While on the field, many workers experience what Dr. Turner called “consequences” to following God’s call to another country. As a body of Christ, the church at home should encourage and support those on the field, whether that’s down the street from the physical church or overseas.
“It’s getting to know them and then praying for them,” Turner said. “We need to study those on the field. We shouldn’t just put them on a pedestal. Understanding what they’re doing, not just have a blanket, ‘God bless all the workers,’ but choose a few. I have a few that I pray for their work. A lot of time it’s the children that do all the encouraging, the letter writing. We need to do it as adults. We’ve got to get it beyond the children and the women.”
As fellow believers, the church is called to pray for one another.

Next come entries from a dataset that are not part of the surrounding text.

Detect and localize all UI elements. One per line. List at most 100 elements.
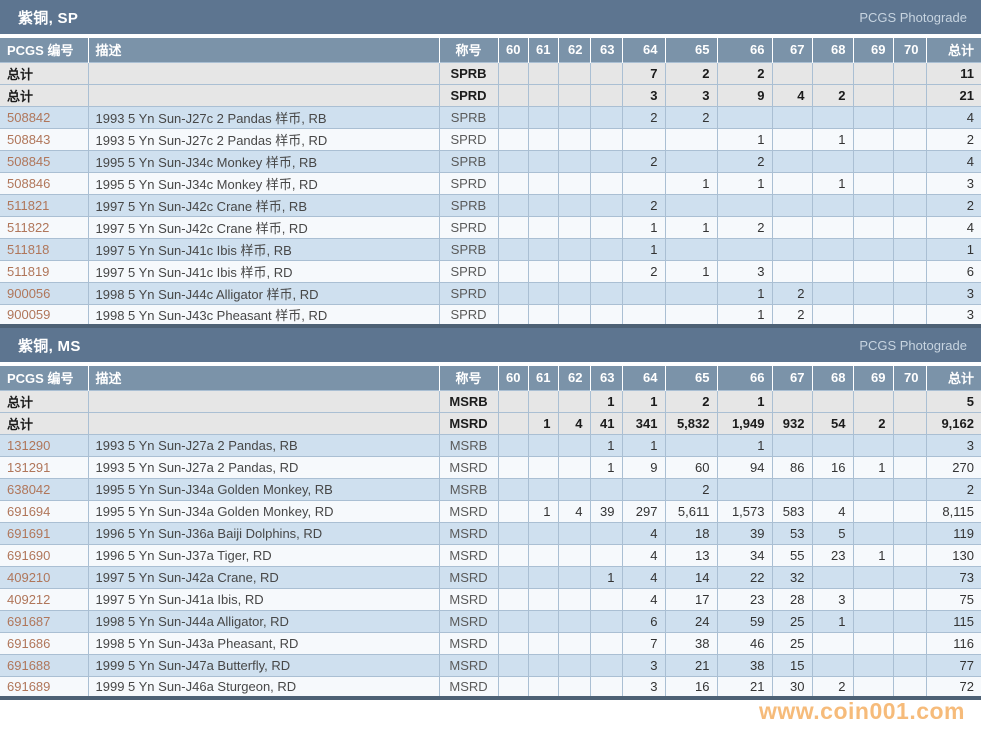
pcgs-number-cell: 508846 <box>0 171 89 195</box>
pcgs-number-link[interactable]: 900059 <box>7 306 51 322</box>
pcgs-number-link[interactable]: 691690 <box>7 547 51 563</box>
pcgs-number-link[interactable]: 131290 <box>7 437 51 453</box>
grade-count-cell: 3 <box>664 83 718 107</box>
grade-count-cell <box>771 149 813 173</box>
coin-description: 1995 5 Yn Sun-J34a Golden Monkey, RB <box>87 477 440 501</box>
grade-count-cell <box>497 411 529 435</box>
grade-count-cell <box>892 411 927 435</box>
pcgs-number-link[interactable]: 691694 <box>7 503 51 519</box>
pcgs-number-link[interactable]: 511821 <box>7 197 50 213</box>
grade-count-cell: 3 <box>811 587 854 611</box>
coin-row: 409212 1997 5 Yn Sun-J41a Ibis, RD MSRD 4 17… <box>0 587 981 611</box>
grade-count-cell <box>497 565 529 589</box>
grade-count-cell <box>811 433 854 457</box>
pcgs-number-cell: 691694 <box>0 499 89 523</box>
grade-count-cell <box>589 83 623 107</box>
grade-count-cell <box>557 477 591 501</box>
grade-count-cell <box>527 455 559 479</box>
grade-count-cell <box>771 433 813 457</box>
coin-row: 131291 1993 5 Yn Sun-J27a 2 Pandas, RD MSR… <box>0 455 981 479</box>
grade-count-cell <box>589 149 623 173</box>
grade-count-cell <box>621 477 666 501</box>
grade-count-cell <box>892 675 927 699</box>
coin-description: 1993 5 Yn Sun-J27c 2 Pandas 样币, RB <box>87 105 440 129</box>
pcgs-number-link[interactable]: 508842 <box>7 109 51 125</box>
coin-row: 511822 1997 5 Yn Sun-J42c Crane 样币, RD SPR… <box>0 215 981 239</box>
grade-count-cell <box>852 193 894 217</box>
pcgs-number-link[interactable]: 508846 <box>7 175 51 191</box>
total-row-label: 总计 <box>0 61 89 85</box>
total-row-label: 总计 <box>0 411 89 435</box>
grade-count-cell <box>852 609 894 633</box>
grade-count-cell <box>497 303 529 327</box>
grade-count-cell <box>892 631 927 655</box>
grade-count-cell <box>497 281 529 305</box>
grade-count-cell <box>557 149 591 173</box>
pcgs-number-link[interactable]: 511818 <box>7 241 50 257</box>
grade-count-cell: 18 <box>664 521 718 545</box>
col-header-grade-70: 70 <box>892 38 926 62</box>
coin-row: 691686 1998 5 Yn Sun-J43a Pheasant, RD MSR… <box>0 631 981 655</box>
pcgs-number-cell: 900059 <box>0 303 89 327</box>
grade-count-cell <box>589 61 623 85</box>
pcgs-number-link[interactable]: 131291 <box>7 459 51 475</box>
pcgs-number-link[interactable]: 691689 <box>7 678 51 694</box>
pcgs-number-link[interactable]: 638042 <box>7 481 51 497</box>
grade-count-cell <box>892 543 927 567</box>
grade-count-cell <box>497 587 529 611</box>
designation-cell: MSRD <box>438 455 499 479</box>
grade-count-cell: 1 <box>716 127 773 151</box>
pcgs-number-link[interactable]: 900056 <box>7 285 51 301</box>
grade-count-cell <box>852 477 894 501</box>
grade-count-cell <box>497 259 529 283</box>
grade-count-cell <box>892 389 927 413</box>
pcgs-number-link[interactable]: 691686 <box>7 635 51 651</box>
designation-cell: SPRD <box>438 215 499 239</box>
pcgs-number-link[interactable]: 511819 <box>7 263 50 279</box>
section-ms: 紫铜, MS PCGS Photograde PCGS 编号 描述 称号 60 61 62… <box>0 328 981 700</box>
grade-count-cell <box>557 83 591 107</box>
pcgs-number-link[interactable]: 508845 <box>7 153 51 169</box>
pcgs-number-link[interactable]: 508843 <box>7 131 51 147</box>
grade-count-cell <box>811 149 854 173</box>
grade-count-cell: 30 <box>771 675 813 699</box>
pcgs-number-link[interactable]: 409210 <box>7 569 51 585</box>
grade-count-cell <box>892 237 927 261</box>
grade-count-cell: 46 <box>716 631 773 655</box>
row-total-cell: 3 <box>925 281 981 305</box>
grade-count-cell: 1 <box>811 609 854 633</box>
grade-count-cell <box>892 259 927 283</box>
grade-count-cell: 4 <box>621 543 666 567</box>
population-table-sp: PCGS 编号 描述 称号 60 61 62 63 64 65 66 67 68 69 70 总计 总计 SPR… <box>0 38 981 328</box>
row-total-cell: 2 <box>925 193 981 217</box>
pcgs-number-link[interactable]: 691688 <box>7 657 51 673</box>
grade-count-cell: 23 <box>716 587 773 611</box>
grade-count-cell <box>811 215 854 239</box>
pcgs-number-cell: 508842 <box>0 105 89 129</box>
pcgs-number-link[interactable]: 691691 <box>7 525 51 541</box>
grade-count-cell <box>892 609 927 633</box>
total-row-sprd: 总计 SPRD 3 3 9 4 2 21 <box>0 83 981 107</box>
designation-cell: MSRD <box>438 543 499 567</box>
grade-count-cell <box>621 171 666 195</box>
grade-count-cell <box>852 653 894 677</box>
grade-count-cell: 583 <box>771 499 813 523</box>
grade-count-cell <box>892 127 927 151</box>
grade-count-cell <box>811 237 854 261</box>
grade-count-cell <box>852 215 894 239</box>
section-header-band: 紫铜, MS PCGS Photograde <box>0 328 981 362</box>
pcgs-number-link[interactable]: 691687 <box>7 613 51 629</box>
photograde-link[interactable]: PCGS Photograde <box>859 337 967 353</box>
col-header-grade-63: 63 <box>589 366 622 390</box>
empty-description-cell <box>87 411 440 435</box>
coin-row: 508846 1995 5 Yn Sun-J34c Monkey 样币, RD SP… <box>0 171 981 195</box>
grade-count-cell: 1 <box>527 499 559 523</box>
pcgs-number-link[interactable]: 409212 <box>7 591 51 607</box>
pcgs-number-cell: 508845 <box>0 149 89 173</box>
photograde-link[interactable]: PCGS Photograde <box>859 9 967 25</box>
grade-count-cell <box>589 587 623 611</box>
pcgs-number-cell: 511821 <box>0 193 89 217</box>
grade-count-cell <box>892 499 927 523</box>
pcgs-number-link[interactable]: 511822 <box>7 219 50 235</box>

Prayer heals and encourages those all around the world as they go out to share the Word of God. With prayer comes the need for communication. Support is not only prayer, but communicating with those on the fi eld and those in the church at home. Like Turner said, even with family and new friends on the fi eld, a new worker can become lonely.
“When a worker is struggling with something, they need to be able to talk to someone without fear of losing their job,” Professor of Cross-Cultural Ministry and WMU Professor of Missions Dr. Bruce Carlton said. “That’s where member care comes in. Someone can come and just listen to the troubles. At times that support system is good, at times it isn’t. It’s constantly needing to be looked at and improved. Be someone who can care for the worker, especially when they’re stateside.”
This care may look like taking a worker on sabbatical out to coffee or bringing them a meal or sending a letter.
As for those who are called, they must remember that everyone is called.
No Christian is better than another because they are on the field or on staff at a church.
“There are specific callings and some of that is the way God’s made us,” Turner said.
“He’s given some of us the ability to transition between cultures and not everybody has that ability; and that’s where the call comes. It doesn’t diminish the person who says, ‘I’m going be a business woman or a teacher in my neighborhood.’ You can learn a lot of that but there’s something within us. An ability to live life somewhere else and not do everything that you would normally do, that comes with the calling.”